Waiting for the Lord to bring judgment on all His and our enemies is surely one of the most difficult things to do as a believer. We long for the day when everything will be set right, when God’s people no longer have to suffer mocking and even worse forms of persecution. Scripture recognizes the difficulty we have in waiting for the judgment of the Lord. Several psalms, including Psalm 13, feature the psalmist crying out to our Creator, asking Him with urgency how long it will be until he is avenged. Perhaps even the saints in heaven find it hard to wait for the Lord to judge our enemies. After all, Revelation 6:9–11 depicts the souls of the martyrs asking the Lord how long it will be before He avenges their blood shed in bearing witness to Christ.
Naboth’s family may have wondered when the line of Ahab would finally suffer the Lord’s judgment. After Ahab stole Naboth’s vineyard and had Naboth killed, God promised to bring an end to Ahab’s line, but not until the reign of Ahab’s son (1 Kings 21). Moreover, Ahab’s wife persecuted and killed many of the prophets of the Lord (18:13). This would have made the faithful remnant in Israel long for the day when their deaths would be avenged. And all these individuals had to wait for many years for the Lord to act. Ahab’s first son to sit on the throne of Israel, Ahaziah, reigned for two years (22:51–53). Then, Ahab’s other son, Ahaziah’s brother Jehoram of Israel, became king and ruled for twelve years (2 Kings 1:17–18; 3:1). God did not act immediately to end Ahab’s line; His people had to wait.
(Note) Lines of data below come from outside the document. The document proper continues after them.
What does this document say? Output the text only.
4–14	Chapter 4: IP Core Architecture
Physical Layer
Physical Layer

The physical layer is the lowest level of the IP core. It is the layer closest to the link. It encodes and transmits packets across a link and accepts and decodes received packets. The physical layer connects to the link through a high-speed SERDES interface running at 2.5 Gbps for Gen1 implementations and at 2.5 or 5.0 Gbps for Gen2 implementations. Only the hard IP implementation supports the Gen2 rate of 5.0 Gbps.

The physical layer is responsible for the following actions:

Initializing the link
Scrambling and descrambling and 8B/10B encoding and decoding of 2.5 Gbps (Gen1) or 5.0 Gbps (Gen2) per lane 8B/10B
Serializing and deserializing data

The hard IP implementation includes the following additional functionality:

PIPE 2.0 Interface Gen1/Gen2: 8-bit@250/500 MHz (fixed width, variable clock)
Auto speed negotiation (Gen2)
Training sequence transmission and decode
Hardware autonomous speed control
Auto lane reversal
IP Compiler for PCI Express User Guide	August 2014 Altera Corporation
Today’s passage reveals the instrument that the Lord would finally use to fulfill His promise of judgment on the house of Ahab. God had told Elijah to anoint Jehu king over Israel many years earlier (1 Kings 19:16), and it fell to Elisha to carry out this command. Sending one of the sons of the prophets to Ramoth-gilead, Elisha had him anoint as king over Israel Jehu the son of Jehoshaphat, son of Nimshi (not the same Jehoshaphat who was one of the kings of Judah; 2 Kings 9:1–3). In so doing, the young man whom Elisha sent proclaimed that Jehu would be the one to cut off the house of Ahab, to bring an end to Ahab’s line (vv. 4–10). Jehu was a commander in the army, and at least a good portion of the army celebrated his anointing (vv. 11–13). God’s people had to wait no longer. Their enemies were finally about to be eliminated.
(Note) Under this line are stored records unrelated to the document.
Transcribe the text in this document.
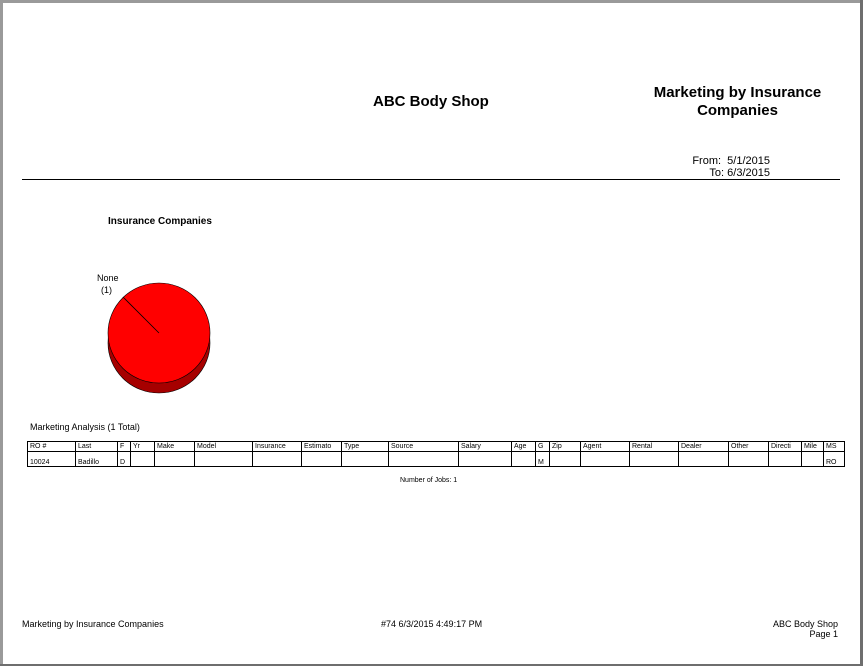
ABC Body Shop
Marketing by Insurance Companies
From: 5/1/2015
To: 6/3/2015
Insurance Companies
None
(1)
Marketing Analysis (1 Total)
RO #	Last	F	Yr	Make	Model	Insurance	Estimato	Type	Source	Salary	Age	G	Zip	Agent	Rental	Dealer	Other	Directi	Mile	MS
10024	Badillo	D										M								RO
Number of Jobs: 1
Marketing by Insurance Companies	#74 6/3/2015 4:49:17 PM	ABC Body Shop
Page 1
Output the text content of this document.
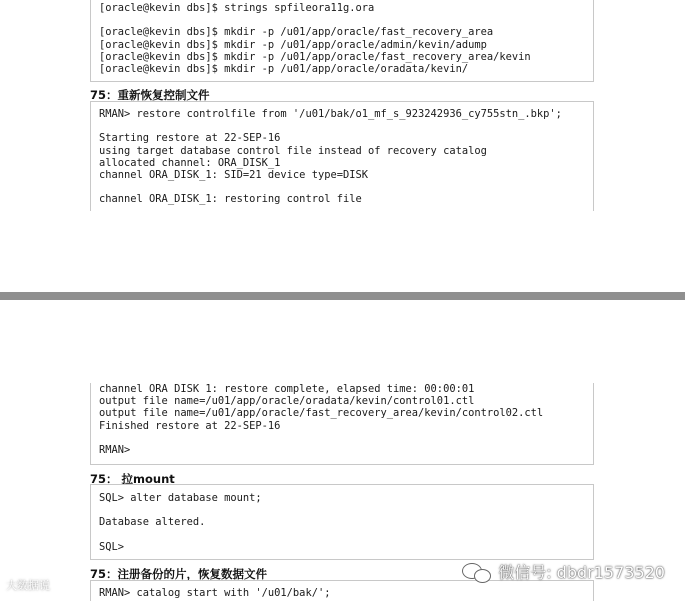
[oracle@kevin dbs]$ strings spfileora11g.ora
[oracle@kevin dbs]$ mkdir -p /u01/app/oracle/fast_recovery_area
[oracle@kevin dbs]$ mkdir -p /u01/app/oracle/admin/kevin/adump
[oracle@kevin dbs]$ mkdir -p /u01/app/oracle/fast_recovery_area/kevin
[oracle@kevin dbs]$ mkdir -p /u01/app/oracle/oradata/kevin/
75：重新恢复控制文件
RMAN> restore controlfile from '/u01/bak/o1_mf_s_923242936_cy755stn_.bkp';
Starting restore at 22-SEP-16
using target database control file instead of recovery catalog
allocated channel: ORA_DISK_1
channel ORA_DISK_1: SID=21 device type=DISK
channel ORA_DISK_1: restoring control file
channel ORA DISK 1: restore complete, elapsed time: 00:00:01
output file name=/u01/app/oracle/oradata/kevin/control01.ctl
output file name=/u01/app/oracle/fast_recovery_area/kevin/control02.ctl
Finished restore at 22-SEP-16
RMAN>
75： 拉mount
SQL> alter database mount;
Database altered.
SQL>
75：注册备份的片，恢复数据文件
RMAN> catalog start with '/u01/bak/';
微信号: dbdr1573520
大数据说
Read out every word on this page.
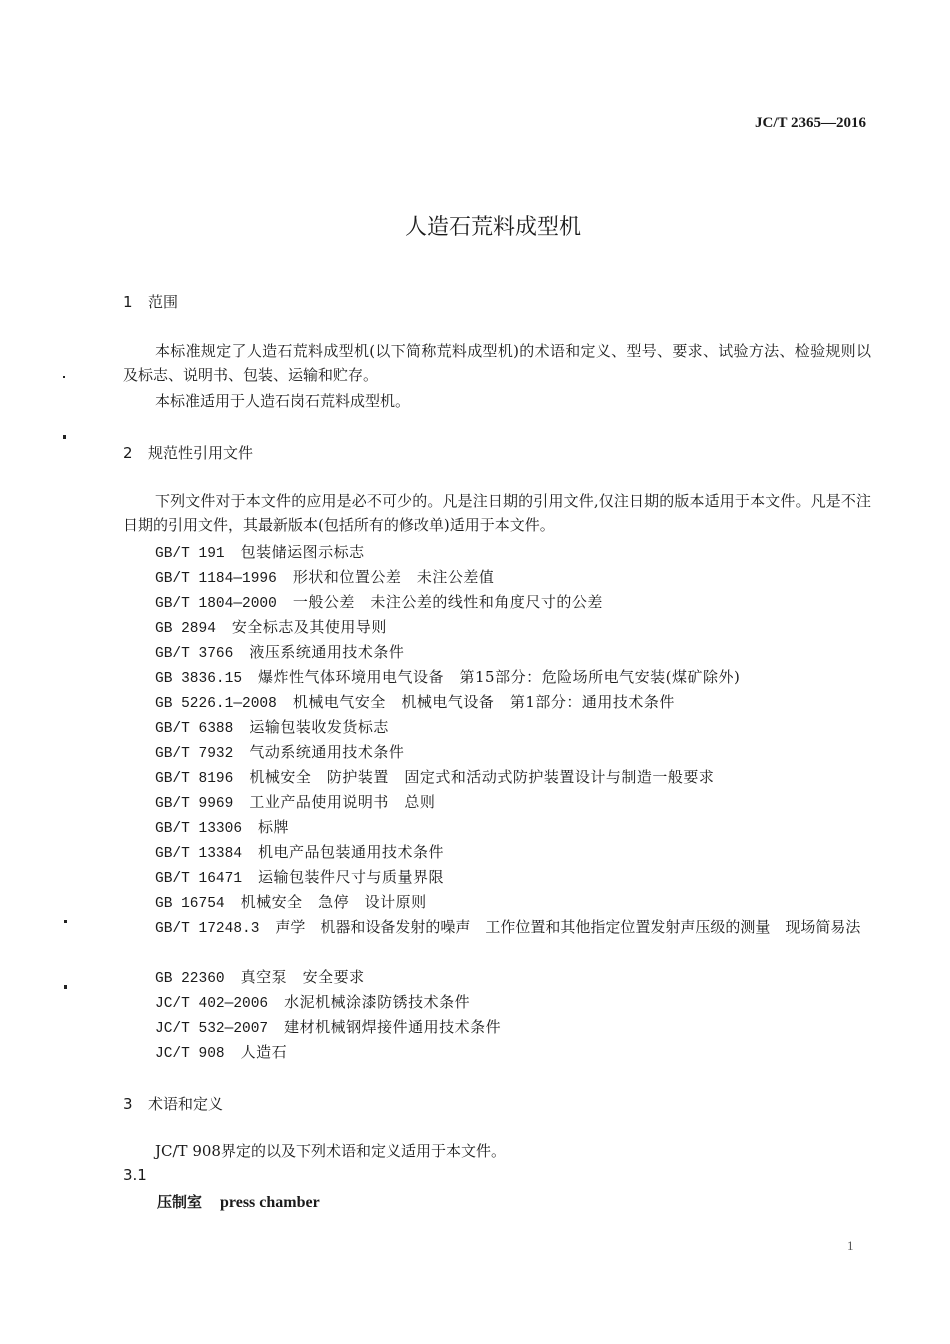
JC/T 2365—2016
人造石荒料成型机
1 范围
本标准规定了人造石荒料成型机(以下简称荒料成型机)的术语和定义、型号、要求、试验方法、检验规则以及标志、说明书、包装、运输和贮存。
本标准适用于人造石岗石荒料成型机。
2 规范性引用文件
下列文件对于本文件的应用是必不可少的。凡是注日期的引用文件,仅注日期的版本适用于本文件。凡是不注日期的引用文件，其最新版本(包括所有的修改单)适用于本文件。
GB/T 191 包装储运图示标志
GB/T 1184—1996 形状和位置公差　未注公差值
GB/T 1804—2000 一般公差　未注公差的线性和角度尺寸的公差
GB 2894 安全标志及其使用导则
GB/T 3766 液压系统通用技术条件
GB 3836.15 爆炸性气体环境用电气设备　第15部分：危险场所电气安装(煤矿除外)
GB 5226.1—2008 机械电气安全　机械电气设备　第1部分：通用技术条件
GB/T 6388 运输包装收发货标志
GB/T 7932 气动系统通用技术条件
GB/T 8196 机械安全　防护装置　固定式和活动式防护装置设计与制造一般要求
GB/T 9969 工业产品使用说明书　总则
GB/T 13306 标牌
GB/T 13384 机电产品包装通用技术条件
GB/T 16471 运输包装件尺寸与质量界限
GB 16754 机械安全　急停　设计原则
GB/T 17248.3 声学　机器和设备发射的噪声　工作位置和其他指定位置发射声压级的测量　现场简易法
GB 22360 真空泵　安全要求
JC/T 402—2006 水泥机械涂漆防锈技术条件
JC/T 532—2007 建材机械钢焊接件通用技术条件
JC/T 908 人造石
3 术语和定义
JC/T 908界定的以及下列术语和定义适用于本文件。
3.1
压制室 press chamber
1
Coram DeoLiving before the face of God
Dr. R.C. Sproul frequently observed that believing in God is easy but believing God is much harder. It is difficult to continue trusting in God’s promises, for so often the Lord seems to delay their fulfillment. This is especially true of His promise to set all things right and to destroy all His and our enemies. But just as the Lord fulfilled His promise to end Ahab’s line, so will He fulfill His promise to consummate His kingdom. What seems to be a delay is not a denial.